Born in Washington, D.C., and growing up in Pennsylvania, she enlisted in the Women’s Army Auxiliary Corps (what became the WAC) as Bertha Craig Harrison on Sept. 1, 1943.
She was 22.
Prior to that, as many women did after the United States entered World War II, Bertha had been a clerk and typist for the War Department in Washington.
As a WAC, she served with the all-black 6888th CPD Battalion.
“CPD” stood for Central Postal Directory, and Bertha essentially worked in the military post office — an essential job as troops desperately looked forward to letters and packages from home.
Bertha rose to the rank of master sergeant. In 1945, as the war in Europe wound down and ended, she served overseas (mostly in France) from March 25 to Dec. 3, according to service records.
“For a female to earn any rank, much less a black female to earn that rank, was just unheard of,” Roakes says.
According to her 1950 application for World War II compensation filed with the Commonwealth of Pennsylvania, Bertha entered the service in Washington, D.C., and received her honorable discharge at Fort Dix, New Jersey, Dec. 7, 1945 — exactly four years after the attack on Pearl Harbor.

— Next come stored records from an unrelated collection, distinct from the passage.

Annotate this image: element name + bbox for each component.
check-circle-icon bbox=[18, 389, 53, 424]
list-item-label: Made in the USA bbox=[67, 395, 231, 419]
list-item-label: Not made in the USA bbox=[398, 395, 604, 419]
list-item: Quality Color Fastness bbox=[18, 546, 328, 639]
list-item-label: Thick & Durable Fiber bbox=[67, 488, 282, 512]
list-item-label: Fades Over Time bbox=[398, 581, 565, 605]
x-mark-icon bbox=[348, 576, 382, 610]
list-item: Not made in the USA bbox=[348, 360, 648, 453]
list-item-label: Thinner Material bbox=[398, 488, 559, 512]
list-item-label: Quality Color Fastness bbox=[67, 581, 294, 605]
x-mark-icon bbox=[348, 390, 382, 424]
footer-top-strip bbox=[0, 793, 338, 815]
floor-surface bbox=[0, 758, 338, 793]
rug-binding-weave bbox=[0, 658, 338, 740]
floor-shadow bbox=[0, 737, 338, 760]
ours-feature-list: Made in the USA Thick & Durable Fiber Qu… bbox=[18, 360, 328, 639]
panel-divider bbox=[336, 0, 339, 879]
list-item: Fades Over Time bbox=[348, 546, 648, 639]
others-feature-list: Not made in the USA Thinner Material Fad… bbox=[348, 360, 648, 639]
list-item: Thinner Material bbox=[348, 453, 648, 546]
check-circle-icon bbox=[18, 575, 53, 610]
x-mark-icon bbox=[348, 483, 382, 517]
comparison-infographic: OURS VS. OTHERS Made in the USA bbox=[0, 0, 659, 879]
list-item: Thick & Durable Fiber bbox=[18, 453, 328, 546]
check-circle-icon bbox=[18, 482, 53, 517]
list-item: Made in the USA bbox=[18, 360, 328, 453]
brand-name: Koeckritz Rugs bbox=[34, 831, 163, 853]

More than a year before Lefko and Roakes had ever heard of Bertha, Jennifer Cunningham with Cabarrus County Human Services contacted the National Personnel Records Center in St. Louis to obtain copies of Bertha’s military service records.
Cunningham heard back from technician Paul Simon in a letter dated Jan. 9, 2018.

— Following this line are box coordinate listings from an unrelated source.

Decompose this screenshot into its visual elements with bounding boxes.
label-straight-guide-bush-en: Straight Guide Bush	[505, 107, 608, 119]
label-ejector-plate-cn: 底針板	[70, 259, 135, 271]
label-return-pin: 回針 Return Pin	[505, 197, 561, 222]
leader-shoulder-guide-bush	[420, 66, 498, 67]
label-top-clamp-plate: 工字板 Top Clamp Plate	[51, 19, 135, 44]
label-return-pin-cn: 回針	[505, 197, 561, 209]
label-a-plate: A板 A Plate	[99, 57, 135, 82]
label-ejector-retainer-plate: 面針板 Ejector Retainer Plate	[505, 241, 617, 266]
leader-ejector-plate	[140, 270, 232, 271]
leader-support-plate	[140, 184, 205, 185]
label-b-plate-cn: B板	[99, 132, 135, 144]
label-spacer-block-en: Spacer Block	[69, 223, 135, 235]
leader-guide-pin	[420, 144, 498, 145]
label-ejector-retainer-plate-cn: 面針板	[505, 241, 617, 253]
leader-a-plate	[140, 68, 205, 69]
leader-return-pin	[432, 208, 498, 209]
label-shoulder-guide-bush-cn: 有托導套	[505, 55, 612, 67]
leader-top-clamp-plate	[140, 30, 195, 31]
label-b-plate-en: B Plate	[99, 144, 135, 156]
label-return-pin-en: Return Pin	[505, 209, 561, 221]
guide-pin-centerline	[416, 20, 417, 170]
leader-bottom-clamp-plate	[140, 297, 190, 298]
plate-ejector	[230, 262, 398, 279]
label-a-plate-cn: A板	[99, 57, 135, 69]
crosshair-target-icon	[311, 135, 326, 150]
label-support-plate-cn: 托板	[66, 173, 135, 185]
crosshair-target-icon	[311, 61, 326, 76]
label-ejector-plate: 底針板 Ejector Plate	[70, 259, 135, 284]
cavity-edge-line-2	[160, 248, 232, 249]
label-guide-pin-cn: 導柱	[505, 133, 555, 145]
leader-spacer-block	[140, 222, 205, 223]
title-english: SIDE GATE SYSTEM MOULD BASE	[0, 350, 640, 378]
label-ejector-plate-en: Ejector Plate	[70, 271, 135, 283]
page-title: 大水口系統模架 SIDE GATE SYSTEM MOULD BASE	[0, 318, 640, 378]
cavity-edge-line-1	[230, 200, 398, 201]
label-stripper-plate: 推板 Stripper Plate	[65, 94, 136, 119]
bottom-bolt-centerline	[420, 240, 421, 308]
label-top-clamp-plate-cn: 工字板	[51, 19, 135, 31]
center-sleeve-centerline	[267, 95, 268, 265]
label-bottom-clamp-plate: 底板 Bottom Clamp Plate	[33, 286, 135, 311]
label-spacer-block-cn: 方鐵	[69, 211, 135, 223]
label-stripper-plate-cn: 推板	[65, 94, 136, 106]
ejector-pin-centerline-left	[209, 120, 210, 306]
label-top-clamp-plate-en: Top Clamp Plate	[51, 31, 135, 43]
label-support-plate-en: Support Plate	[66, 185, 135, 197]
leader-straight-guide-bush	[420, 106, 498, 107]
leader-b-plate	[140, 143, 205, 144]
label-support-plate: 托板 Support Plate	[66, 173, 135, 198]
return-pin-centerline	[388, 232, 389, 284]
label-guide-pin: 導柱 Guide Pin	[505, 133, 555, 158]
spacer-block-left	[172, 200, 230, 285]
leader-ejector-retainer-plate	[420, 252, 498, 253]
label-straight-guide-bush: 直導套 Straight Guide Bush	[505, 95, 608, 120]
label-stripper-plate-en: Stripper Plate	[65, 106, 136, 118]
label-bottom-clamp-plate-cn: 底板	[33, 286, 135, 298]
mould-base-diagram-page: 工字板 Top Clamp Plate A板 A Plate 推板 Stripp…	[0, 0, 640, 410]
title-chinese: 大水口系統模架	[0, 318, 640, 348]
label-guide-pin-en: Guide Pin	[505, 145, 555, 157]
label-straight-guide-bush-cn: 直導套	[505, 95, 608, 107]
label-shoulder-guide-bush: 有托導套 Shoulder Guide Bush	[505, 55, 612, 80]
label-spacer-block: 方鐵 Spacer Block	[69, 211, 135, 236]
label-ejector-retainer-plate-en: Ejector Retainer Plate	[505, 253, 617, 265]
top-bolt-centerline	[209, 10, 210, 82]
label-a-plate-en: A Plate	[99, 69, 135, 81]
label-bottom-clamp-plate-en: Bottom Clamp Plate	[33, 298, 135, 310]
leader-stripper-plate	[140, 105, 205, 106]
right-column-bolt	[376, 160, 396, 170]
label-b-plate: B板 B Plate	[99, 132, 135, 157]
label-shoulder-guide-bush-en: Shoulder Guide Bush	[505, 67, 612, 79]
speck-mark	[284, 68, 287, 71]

“The military record needed to answer your inquiry was located in the area that suffered the most damage in the fire that occurred at this Center on July 12, 1973,” Simon wrote.
“A portion of the record was among those recovered; however, it was damaged in the fire.”

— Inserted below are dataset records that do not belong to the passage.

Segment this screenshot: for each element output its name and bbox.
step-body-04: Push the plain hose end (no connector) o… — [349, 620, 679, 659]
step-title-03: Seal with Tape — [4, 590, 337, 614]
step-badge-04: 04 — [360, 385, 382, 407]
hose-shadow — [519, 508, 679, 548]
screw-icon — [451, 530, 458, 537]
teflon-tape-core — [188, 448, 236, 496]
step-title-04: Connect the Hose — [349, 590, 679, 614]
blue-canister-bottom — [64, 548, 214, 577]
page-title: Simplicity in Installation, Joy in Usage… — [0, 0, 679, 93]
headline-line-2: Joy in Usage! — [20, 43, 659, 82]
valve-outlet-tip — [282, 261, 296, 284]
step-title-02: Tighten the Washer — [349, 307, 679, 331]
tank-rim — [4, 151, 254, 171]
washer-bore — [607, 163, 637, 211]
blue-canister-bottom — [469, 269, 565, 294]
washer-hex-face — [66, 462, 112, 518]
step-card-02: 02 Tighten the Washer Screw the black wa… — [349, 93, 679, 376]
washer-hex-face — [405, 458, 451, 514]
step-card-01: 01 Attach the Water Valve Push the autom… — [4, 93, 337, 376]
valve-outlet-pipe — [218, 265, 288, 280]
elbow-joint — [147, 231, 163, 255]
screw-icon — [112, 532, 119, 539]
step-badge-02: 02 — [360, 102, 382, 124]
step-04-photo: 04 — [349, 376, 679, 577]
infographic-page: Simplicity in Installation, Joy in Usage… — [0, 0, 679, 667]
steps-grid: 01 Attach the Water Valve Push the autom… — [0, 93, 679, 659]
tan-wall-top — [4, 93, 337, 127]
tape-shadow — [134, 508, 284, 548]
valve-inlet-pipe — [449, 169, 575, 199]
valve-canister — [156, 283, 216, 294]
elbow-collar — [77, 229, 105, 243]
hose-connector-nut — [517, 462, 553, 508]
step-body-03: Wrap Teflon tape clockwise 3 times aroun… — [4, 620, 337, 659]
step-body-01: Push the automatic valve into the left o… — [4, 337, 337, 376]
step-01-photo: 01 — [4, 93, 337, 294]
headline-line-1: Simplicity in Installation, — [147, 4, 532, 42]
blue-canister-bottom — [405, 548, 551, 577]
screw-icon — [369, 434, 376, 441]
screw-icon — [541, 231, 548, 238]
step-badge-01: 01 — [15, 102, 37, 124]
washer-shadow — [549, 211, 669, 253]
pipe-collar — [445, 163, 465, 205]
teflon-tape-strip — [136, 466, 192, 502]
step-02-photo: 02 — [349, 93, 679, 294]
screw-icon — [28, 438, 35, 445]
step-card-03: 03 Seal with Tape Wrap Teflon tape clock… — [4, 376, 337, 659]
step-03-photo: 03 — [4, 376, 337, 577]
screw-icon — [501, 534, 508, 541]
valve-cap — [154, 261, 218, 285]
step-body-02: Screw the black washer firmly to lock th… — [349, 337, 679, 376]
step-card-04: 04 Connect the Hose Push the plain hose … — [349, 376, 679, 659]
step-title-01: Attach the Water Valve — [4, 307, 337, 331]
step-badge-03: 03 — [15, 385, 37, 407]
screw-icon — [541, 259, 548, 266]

Simon continued that he was enclosing copies of Bertha’s separation documents, “but the photocopies are the best we can obtain.”
They were charred all around the edges.
David Perlmutt, a writer with the Charlotte Observer, featured Bertha in an Oct. 6, 2008, story about her being a UNCC art student at age 87.
She told Perlmutt she had briefly attended college classes in Maryland after she retired in 1984, but it wasn’t until Bertha was living in Charlotte and had witnessed her granddaughter receive a graduate degree that she decided to seek a college degree at such a late age.
After World War II, Perlmutt reported, Bertha returned to work for the government. At the Veterans Administration, she helped with the paperwork for veterans going to school.
She also entered the WAC reserves, leading to her being called back into duty at the beginning of the Korean War. The WAC sent her to Fort Belvoir, Virginia, where she ordered food for the fighting forces.
Bertha followed up that yearlong service by going to the quartermaster offices in Washington and Philadelphia.
Over the next 30 years, she would marry and help in the raising of two stepsons. She worked as a housekeeping supervisor at Bowie State, then for Amtrak. Roakes says she moved to North Carolina in 1992 in search of warmer weather.
Roakes also has heard there’s a theater seat at Central Piedmont Community College in Bertha’s name, and Lefko tracked down that she was one of the veterans who flew on the Elizabeth Dole-sponsored Honor Flight from Charlotte to Washington on Oct. 20, 2009.
Wait a minute, I thought, when I heard about the Honor Flight. I was on that trip.
Photographer Jon Lakey and I delved into our archives, and his photos show Bertha in the crowds at the airport and watching quietly during a changing of the guard at the Tomb of the Unknown Soldier in Arlington.
I didn’t write about Bertha Dupre that day, either.
I wrote about remembrance and gratitude.